Edebiyatçılar romanlarında kadınların bu durumunu, kızların para için zorla yaşlı erkeklerle evlendirildiklerini kınayarak anlatıyorlar. Selãnik’te 7 kadın dergisi çıkıyor. Bunların bir kısmında kadınlar sorumlu, bir kısmında yazar.
Bu şekilde kadınlarla ilgili yazılar erkekleri gruplara ayırtıyor. Katı İslamcılar kadına dönük reform düşüncesine karşı olarak böyle bir uygulamanın ailenin temelini sarsacağını, Şeriata uyulmamasının aileyi bütün kötülüklere sürükleyeceğini, Anayasa’da devletin dini İslam dendiğine göre, devlet şeriata uymayanları izlemeli ve cezalandırmalı, diyorlardı.
Onlara göre kadınları devlet işlerinde çalıştıran bütün uygarlıklar batmış. Çok karılık, diğerlerinin öne sürdüğü gibi, toplumsal yara değil, doğal yasalara ve ailenin çıkarlarına uygunmuş. Çok karılık, kadını koruyor ve ona yaşamı kolaylaştırıyormuş. Kadınların çarşaf giymesi kanunlaştırılmalı imiş.Tek yanlı boşanmaya neden de kadının kaprisli ve güvenilmez oluşu imiş. Kadına bu konuda gösterilecek en küçük hoşgörü aileyi uçuruma yuvarlarmış. Kadın erkek eşitliği, söz konusu bile olamazmış!
Biraz daha az katı dinciler de, kadının çocuklarını iyi yetiştirmesi için kız okulu açılmasını istiyorlar ama ancak orada din dersi okuyabilecekler, Fransızca, piyano gibi dersler öğrenmeyeceklermiş.

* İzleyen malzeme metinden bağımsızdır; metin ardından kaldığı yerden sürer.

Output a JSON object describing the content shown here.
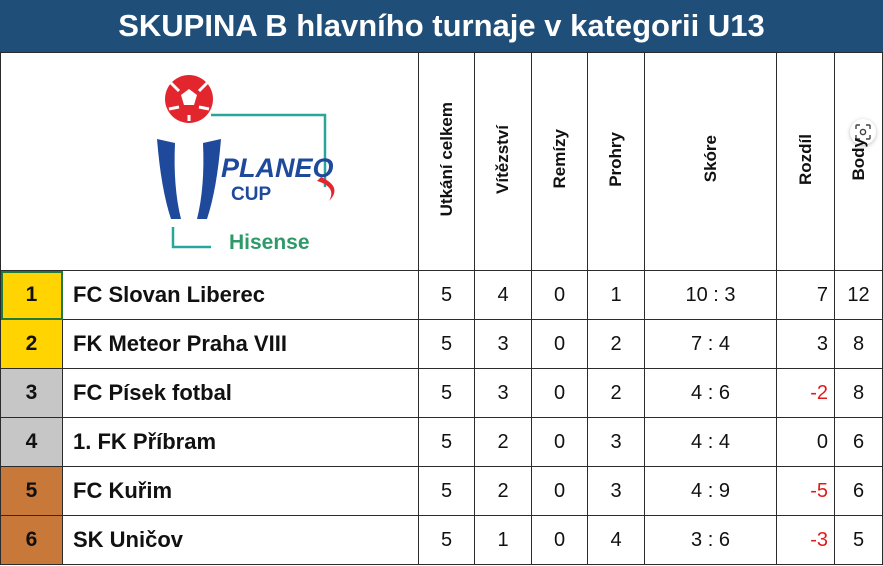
{
  "title": "SKUPINA B hlavního turnaje v kategorii U13",
  "logo": {
    "brand": "PLANEO",
    "brand2": "CUP",
    "sponsor": "Hisense"
  },
  "headers": [
    "Utkání celkem",
    "Vítězství",
    "Remízy",
    "Prohry",
    "Skóre",
    "Rozdíl",
    "Body"
  ],
  "rows": [
    {
      "pos": "1",
      "team": "FC Slovan Liberec",
      "played": "5",
      "wins": "4",
      "draws": "0",
      "losses": "1",
      "score": "10 : 3",
      "diff": "7",
      "points": "12"
    },
    {
      "pos": "2",
      "team": "FK Meteor Praha VIII",
      "played": "5",
      "wins": "3",
      "draws": "0",
      "losses": "2",
      "score": "7 : 4",
      "diff": "3",
      "points": "8"
    },
    {
      "pos": "3",
      "team": "FC Písek fotbal",
      "played": "5",
      "wins": "3",
      "draws": "0",
      "losses": "2",
      "score": "4 : 6",
      "diff": "-2",
      "points": "8"
    },
    {
      "pos": "4",
      "team": "1. FK Příbram",
      "played": "5",
      "wins": "2",
      "draws": "0",
      "losses": "3",
      "score": "4 : 4",
      "diff": "0",
      "points": "6"
    },
    {
      "pos": "5",
      "team": "FC Kuřim",
      "played": "5",
      "wins": "2",
      "draws": "0",
      "losses": "3",
      "score": "4 : 9",
      "diff": "-5",
      "points": "6"
    },
    {
      "pos": "6",
      "team": "SK Uničov",
      "played": "5",
      "wins": "1",
      "draws": "0",
      "losses": "4",
      "score": "3 : 6",
      "diff": "-3",
      "points": "5"
    }
  ],
  "colors": {
    "title_bg": "#1f4e79",
    "pos_gold": "#ffd400",
    "pos_silver": "#c6c6c6",
    "pos_bronze": "#c8793a",
    "negative": "#e11b1b",
    "logo_blue": "#1f4a9c",
    "logo_red": "#e3262e",
    "logo_teal": "#2aa59a",
    "logo_green": "#2e9a6a"
  },
  "icons": {
    "logo": "planeo-cup-logo",
    "corner": "screenshot-lens-icon"
  }
}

Bunlara karşı bir de Türkçüler var. (Salâhattin Asım) Türk kadınının uzun zamandan beri dinsel kurumların baskısı altında ezildiği, bu yüzden doğal niteliklerinden çoğunu kaybettiği, çarşaf giyme, eve kapatma, çok karılık, tek taraflı boşanma, miras hakkının olmaması , kölelik gibi dinsel kökenli yasalar ve törelerle kadını ağlanacak durumu sokulmuştur (Onlar) ‘’Bu yasalar ve töreler Türk erkeğini de olumsuz etkilemiş ve onların da gerilemesine ve yozlaşmasına neden olmuştur’’, diyorlar. Ona karşın İslamcılardan Sait Halim Paşa, tüm İslam öncesi etkileri, özellikle Türkler arasında hala canlı olarak varlıklarını sürdüren geleneklerin tümünün temizlenmesi gerekliliğini ve onların çöplük olduğunu söylüyor.Başta Ziya Gök Alp olmak üzere Türkçüler, ‘’Birisi modern düşünceye açık, diğeri geçmişe bağlı iki insan tipi yetiştirilmesine’’ çok üzülüyorlar. Ne yazık ki, 100 yıl sonra bu insan tiplerinin arası kapanacağı yerde daha çok açıldı.
Bütün tartışmalara rağmen kızlar için ilk kez üç yıllık okul açılıyor. Fakat 11 yaşında kızların başı örttürülüyor. 1876’da 2 sınıflı ilk kız öğretmen okulu açılıyor. Erkeklerinki üç sınıflı. Öğretmen okulunda kızlar saçlar görülmeyecek şekilde başları bağlı ve uzun siyah entariler giyiyor. Aydınlıkta pencereden bakan kızlar, cezalandırılıyor. 1913’de İstanbul Kız Lisesi açılıyor. Savaştan sonra da buna 3 lise daha ekleniyor. Fakat yalnız İstanbul’da bunlar. Yeni bir değişiklik, kız okullarına erkek öğretmenler geliyor. 1915’de açılan Bursa Kız Öğretmen Okulu’nda ilk kez kızlar ‘başlarımıza yemeni örtmeyeceğiz’ diye ayağa kalkıyor.100 yıl sonra ise bunların belki torunlarının çocukları ‘başımızı örteceğiz’ diye ayağa kalkıyor şaşılacak gibi.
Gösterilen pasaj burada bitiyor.